A defendant commits the offense of aggravated assault with a deadly weapon if the defendant commits assault as defined in penal code section 22.01 and uses or exhibits a deadly weapon during the commission of the assault. See TEX. PEN. CODE ANN. § 22.02(a)(2). A defendant commits assault under section 22.01 if the defendant “intentionally, knowingly, or recklessly causes bodily injury to another.” Id. § 22.01(a)(1). A firearm is a deadly weapon. See id. § 1.07(a)(17)(A).
How does self-defense apply in an aggravated assault with a deadly weapon case?

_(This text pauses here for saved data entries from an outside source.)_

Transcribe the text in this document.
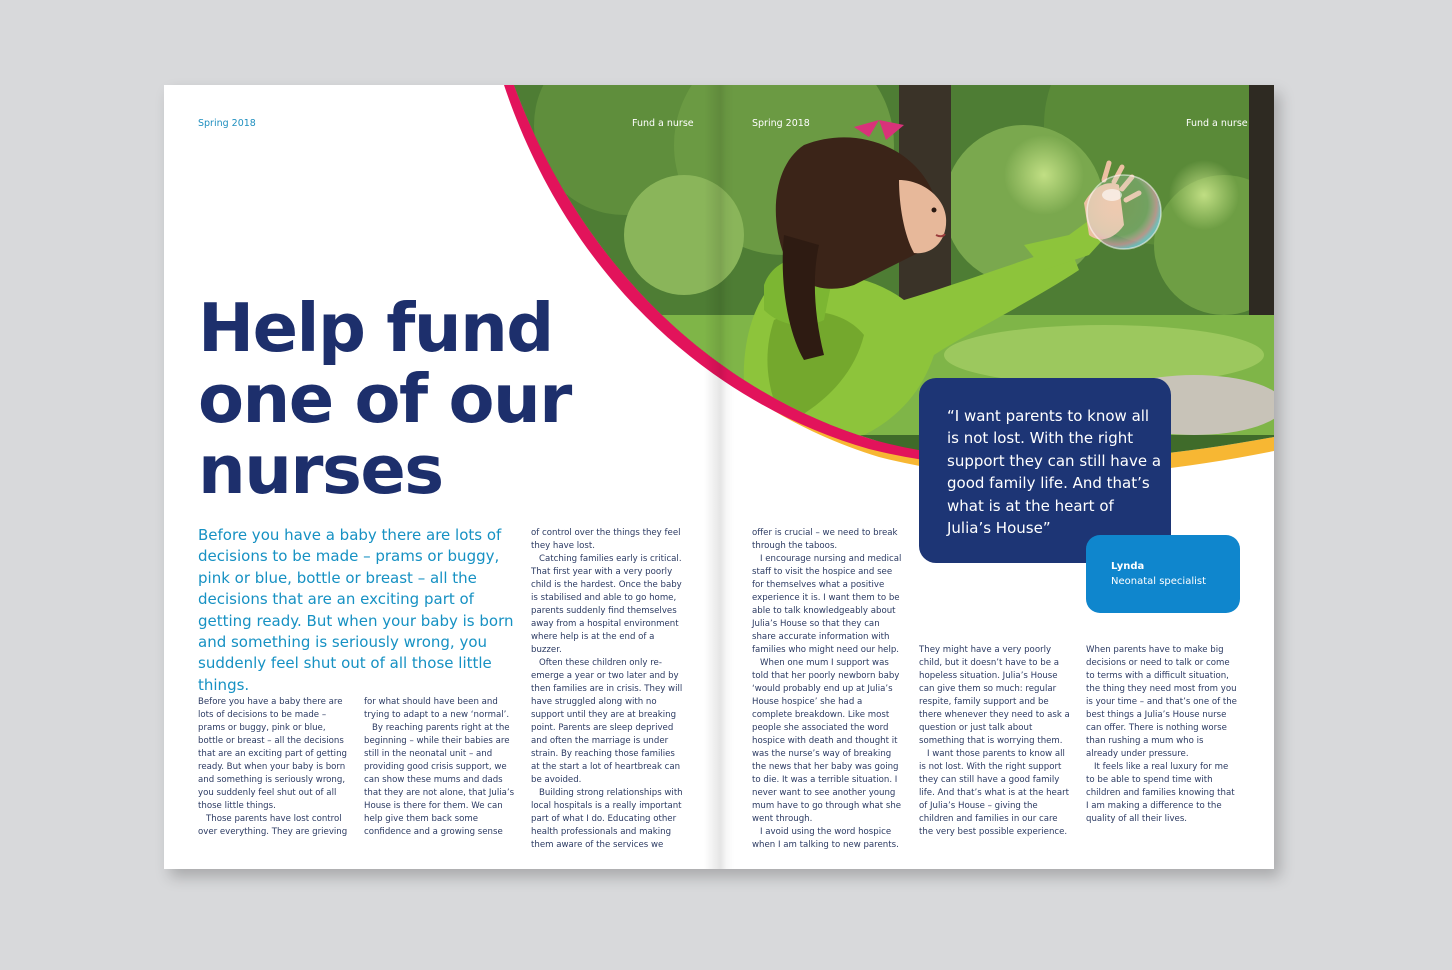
Spring 2018	Fund a nurse	Spring 2018	Fund a nurse
Help fund
one of our
nurses
Before you have a baby there are lots of decisions to be made – prams or buggy, pink or blue, bottle or breast – all the decisions that are an exciting part of getting ready. But when your baby is born and something is seriously wrong, you suddenly feel shut out of all those little things.

Before you have a baby there are lots of decisions to be made – prams or buggy, pink or blue, bottle or breast – all the decisions that are an exciting part of getting ready. But when your baby is born and something is seriously wrong, you suddenly feel shut out of all those little things.

Those parents have lost control over everything. They are grieving

for what should have been and trying to adapt to a new ‘normal’.

By reaching parents right at the beginning – while their babies are still in the neonatal unit – and providing good crisis support, we can show these mums and dads that they are not alone, that Julia’s House is there for them. We can help give them back some confidence and a growing sense

of control over the things they feel they have lost.

Catching families early is critical. That first year with a very poorly child is the hardest. Once the baby is stabilised and able to go home, parents suddenly find themselves away from a hospital environment where help is at the end of a buzzer.

Often these children only re-emerge a year or two later and by then families are in crisis. They will have struggled along with no support until they are at breaking point. Parents are sleep deprived and often the marriage is under strain. By reaching those families at the start a lot of heartbreak can be avoided.

Building strong relationships with local hospitals is a really important part of what I do. Educating other health professionals and making them aware of the services we

offer is crucial – we need to break through the taboos.

I encourage nursing and medical staff to visit the hospice and see for themselves what a positive experience it is. I want them to be able to talk knowledgeably about Julia’s House so that they can share accurate information with families who might need our help.

When one mum I support was told that her poorly newborn baby ‘would probably end up at Julia’s House hospice’ she had a complete breakdown. Like most people she associated the word hospice with death and thought it was the nurse’s way of breaking the news that her baby was going to die. It was a terrible situation. I never want to see another young mum have to go through what she went through.

I avoid using the word hospice when I am talking to new parents.

They might have a very poorly child, but it doesn’t have to be a hopeless situation. Julia’s House can give them so much: regular respite, family support and be there whenever they need to ask a question or just talk about something that is worrying them.

I want those parents to know all is not lost. With the right support they can still have a good family life. And that’s what is at the heart of Julia’s House – giving the children and families in our care the very best possible experience.

When parents have to make big decisions or need to talk or come to terms with a difficult situation, the thing they need most from you is your time – and that’s one of the best things a Julia’s House nurse can offer. There is nothing worse than rushing a mum who is already under pressure.

It feels like a real luxury for me to be able to spend time with children and families knowing that I am making a difference to the quality of all their lives.

“I want parents to know all is not lost. With the right support they can still have a good family life. And that’s what is at the heart of Julia’s House”
Lynda
Neonatal specialist
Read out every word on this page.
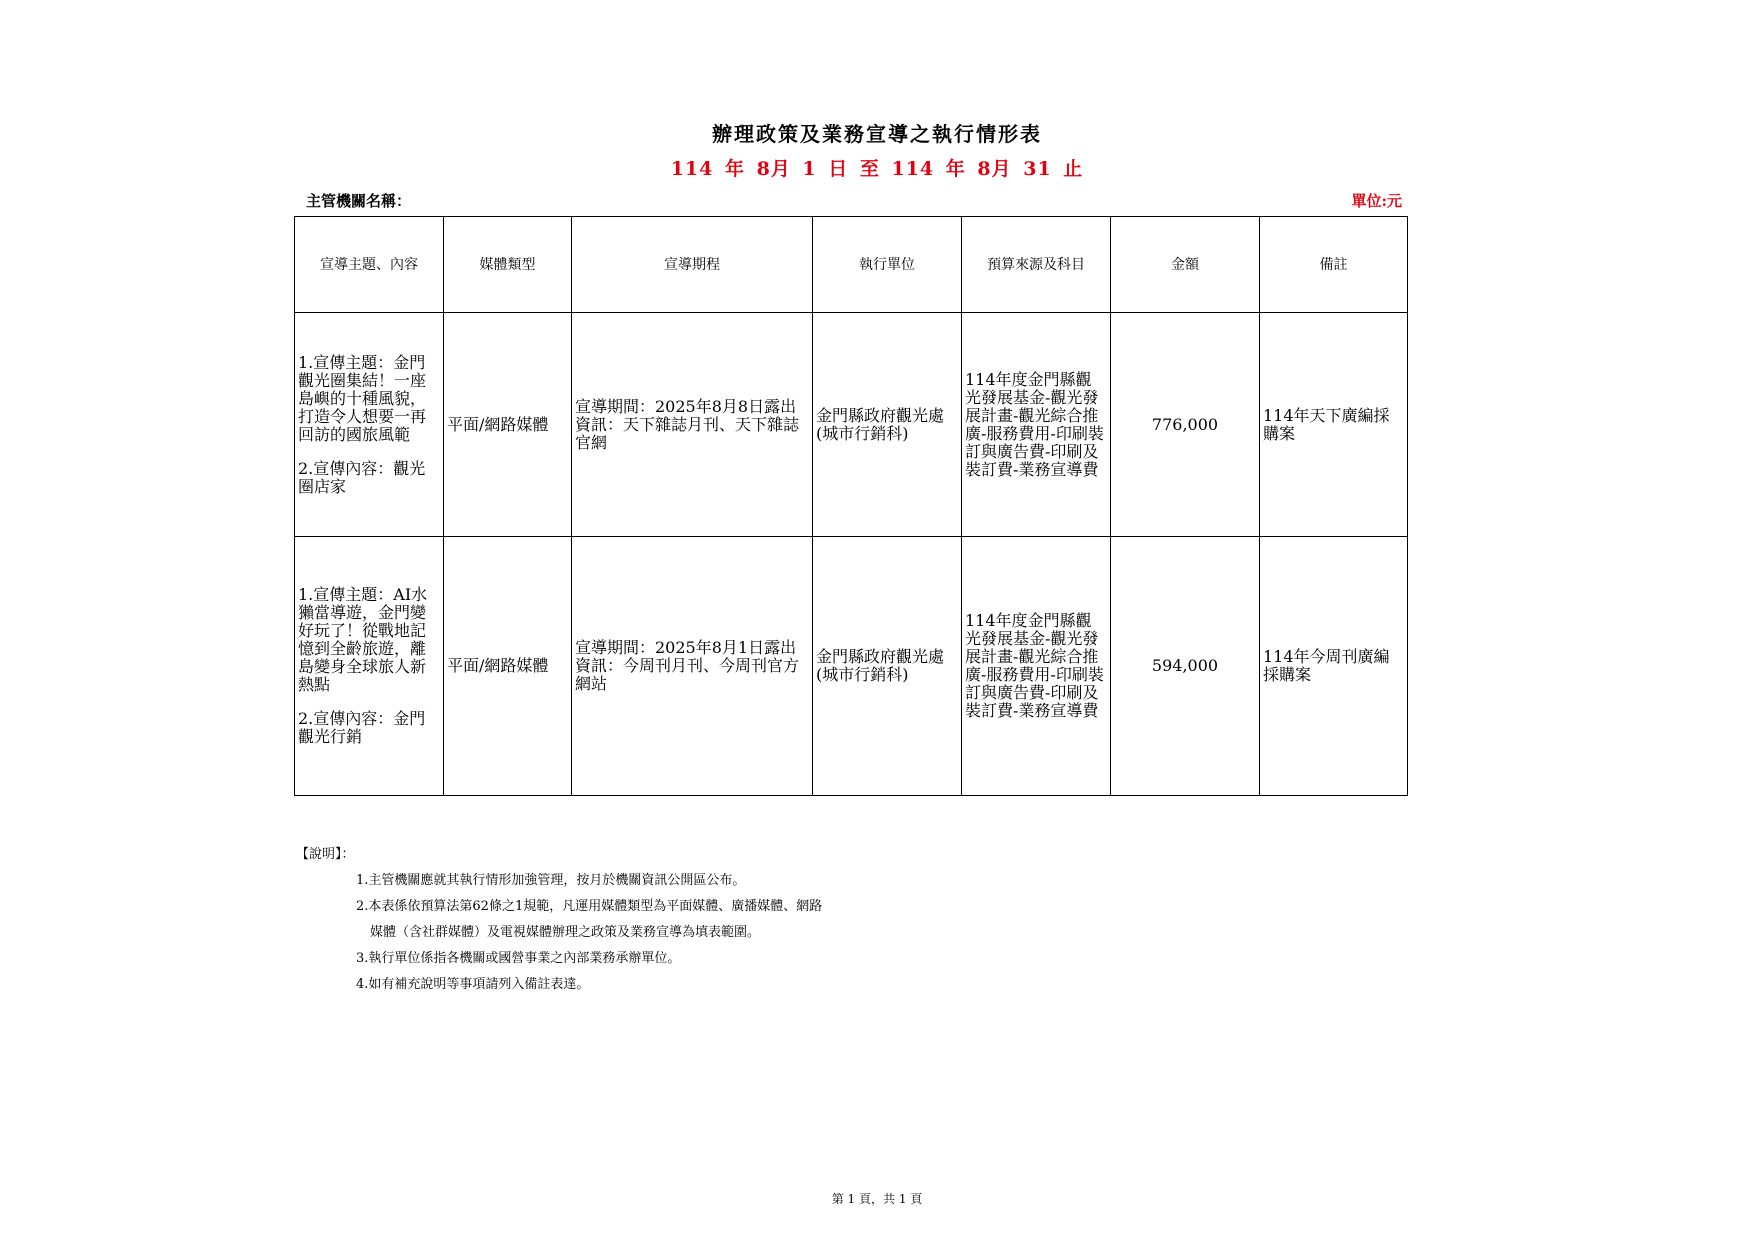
辦理政策及業務宣導之執行情形表
114 年 8月 1 日 至 114 年 8月 31 止
主管機關名稱：	單位:元
宣導主題、內容	媒體類型	宣導期程	執行單位	預算來源及科目	金額	備註

1.宣傳主題：金門觀光圈集結！一座島嶼的十種風貌，打造令人想要一再回訪的國旅風範

2.宣傳內容：觀光圈店家	平面/網路媒體	宣導期間：2025年8月8日露出資訊：天下雜誌月刊、天下雜誌官網	金門縣政府觀光處(城市行銷科)	114年度金門縣觀光發展基金-觀光發展計畫-觀光綜合推廣-服務費用-印刷裝訂與廣告費-印刷及裝訂費-業務宣導費	776,000	114年天下廣編採購案

1.宣傳主題：AI水獺當導遊，金門變好玩了！從戰地記憶到全齡旅遊，離島變身全球旅人新熱點

2.宣傳內容：金門觀光行銷	平面/網路媒體	宣導期間：2025年8月1日露出資訊：今周刊月刊、今周刊官方網站	金門縣政府觀光處(城市行銷科)	114年度金門縣觀光發展基金-觀光發展計畫-觀光綜合推廣-服務費用-印刷裝訂與廣告費-印刷及裝訂費-業務宣導費	594,000	114年今周刊廣編採購案
【說明】：
1.主管機關應就其執行情形加強管理，按月於機關資訊公開區公布。
2.本表係依預算法第62條之1規範，凡運用媒體類型為平面媒體、廣播媒體、網路
媒體（含社群媒體）及電視媒體辦理之政策及業務宣導為填表範圍。
3.執行單位係指各機關或國營事業之內部業務承辦單位。
4.如有補充說明等事項請列入備註表達。
第 1 頁，共 1 頁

Under certain circumstances, self-defense may justify a defendant’s use of deadly force against another. See id. § 9.32(a). “Deadly force” is “force that is intended or known by the actor to cause, or in the manner of its use or intended use is capable of causing, death or serious bodily injury.” Id. § 9.01(3). A defendant is justified in using force against another when and to the degree the defendant reasonably believes the force is immediately necessary to protect the defendant against the other’s use or attempted use of unlawful force. See id. § 9.31(a). A defendant is justified in using deadly force against another (1) if the defendant would be justified in using force and (2) when and to the degree the defendant reasonably believes the deadly force is immediately necessary to protect the defendant against the other’s use or attempted use of unlawful deadly force. See id. § 9.32(a). A “reasonable belief” is a belief that would be held by an ordinary and prudent person in the same circumstances as the defendant. See id. at §
Who has the burden to prove self-defense? The State or the Defendant?
The defendant has an initial burden to produce evidence supporting a justification defense. Braughton v. State, No. PD-0907-17, 2018 WL 6626621, at *12 (Tex. Crim. App. Dec. 19, 2018).
If the defendant produces some evidence, the State has the burden of persuasion to disprove the
defense. Id.; Gaona v. State, 498 S.W.3d 706, 709 (Tex. App.—Dallas 2016, pet. ref’d).